Linus Torvalds wrote:
> 
> On Thu, 2 Apr 2009, Linus Torvalds wrote:
>> On Thu, 2 Apr 2009, Andrew Morton wrote:
>>> A suitable design for the streaming might be, every 4MB:
>>>
>>> - run sync_file_range(SYNC_FILE_RANGE_WRITE) to get the 4MB underway
>>>   to the disk
>>>
>>> - run fadvise(POSIX_FADV_DONTNEED) against the previous 4MB to
>>>   discard it from pagecache.
>> Here's an example. I call it "overwrite.c" for obvious reasons.
> 
> Oh, except my example doesn't do the fadvise. Instead, I make sure to 
> throttle the writes and the old range with
> 
> 	SYNC_FILE_RANGE_WAIT_BEFORE|SYNC_FILE_RANGE_WRITE|SYNC_FILE_RANGE_WAIT_AFTER
> 
> which makes sure that the old pages are easily dropped by the VM - and 
> they will be, since they end up always being on the cold list.
> 
> I _wanted_ to add a SYNC_FILE_RANGE_DROP but I never bothered because this 
> particular load it didn't matter.
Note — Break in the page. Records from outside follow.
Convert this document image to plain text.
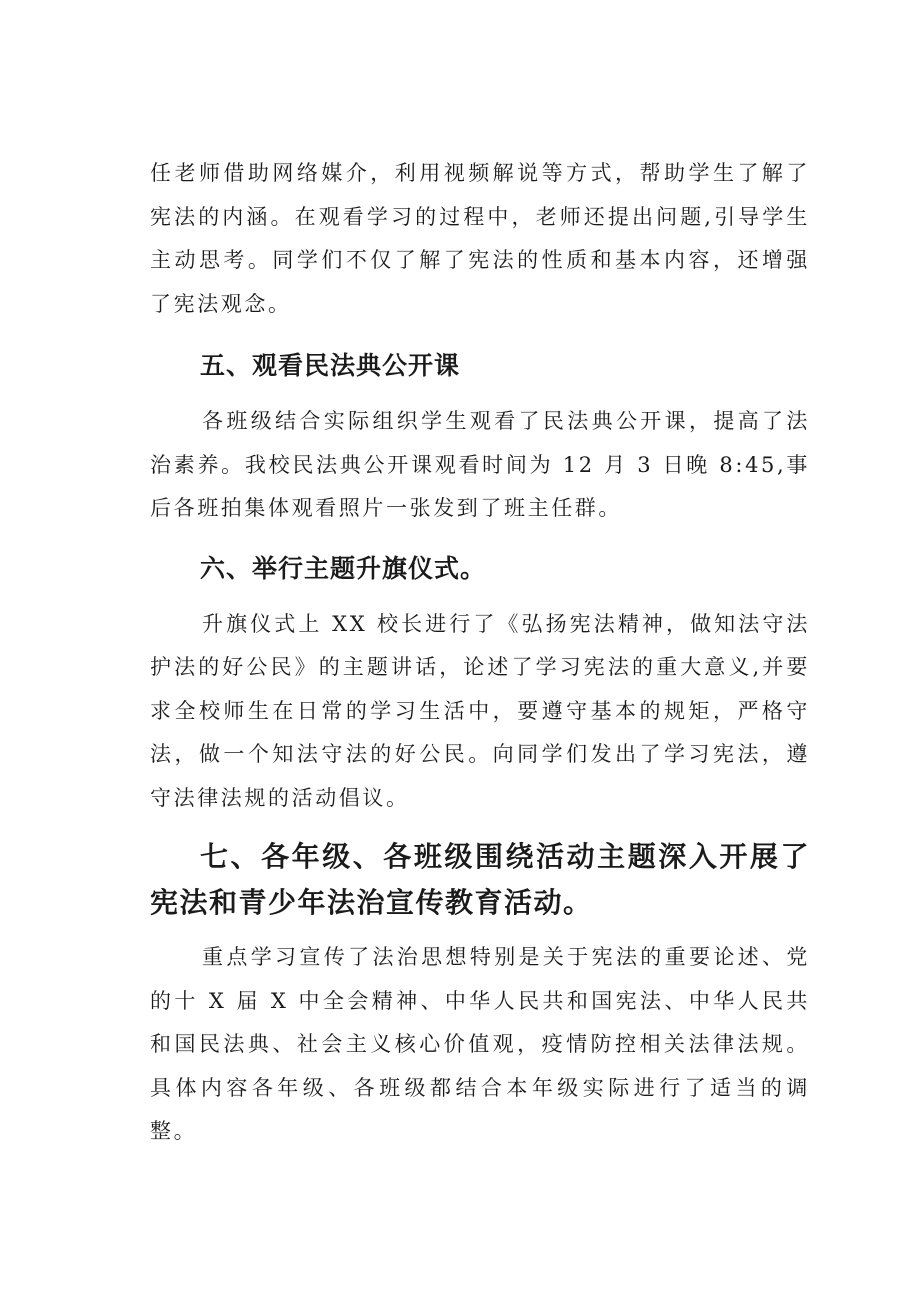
任老师借助网络媒介，利用视频解说等方式，帮助学生了解了宪法的内涵。在观看学习的过程中，老师还提出问题,引导学生主动思考。同学们不仅了解了宪法的性质和基本内容，还增强了宪法观念。

五、观看民法典公开课

各班级结合实际组织学生观看了民法典公开课，提高了法治素养。我校民法典公开课观看时间为 12 月 3 日晚 8:45,事后各班拍集体观看照片一张发到了班主任群。

六、举行主题升旗仪式。

升旗仪式上 XX 校长进行了《弘扬宪法精神，做知法守法护法的好公民》的主题讲话，论述了学习宪法的重大意义,并要求全校师生在日常的学习生活中，要遵守基本的规矩，严格守法，做一个知法守法的好公民。向同学们发出了学习宪法，遵守法律法规的活动倡议。

七、各年级、各班级围绕活动主题深入开展了宪法和青少年法治宣传教育活动。

重点学习宣传了法治思想特别是关于宪法的重要论述、党的十 X 届 X 中全会精神、中华人民共和国宪法、中华人民共和国民法典、社会主义核心价值观，疫情防控相关法律法规。具体内容各年级、各班级都结合本年级实际进行了适当的调整。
The system was perfectly usable while 
> overwriting even huge disks because there was never more than 8MB of dirty 
> data in flight in the IO queues at any time.
..

Note that for mythtv, this may not be the best behaviour.

A common use scenario is "watching live TV", a few minutes behind
real-time so that the commercial-skipping can work its magic.

In that scenario, those pages are going to be needed again
within a short while, and it might be useful to keep them around.

But then Myth itself could probably decide whether to discard them
or not, not based upon that kind of knowledge.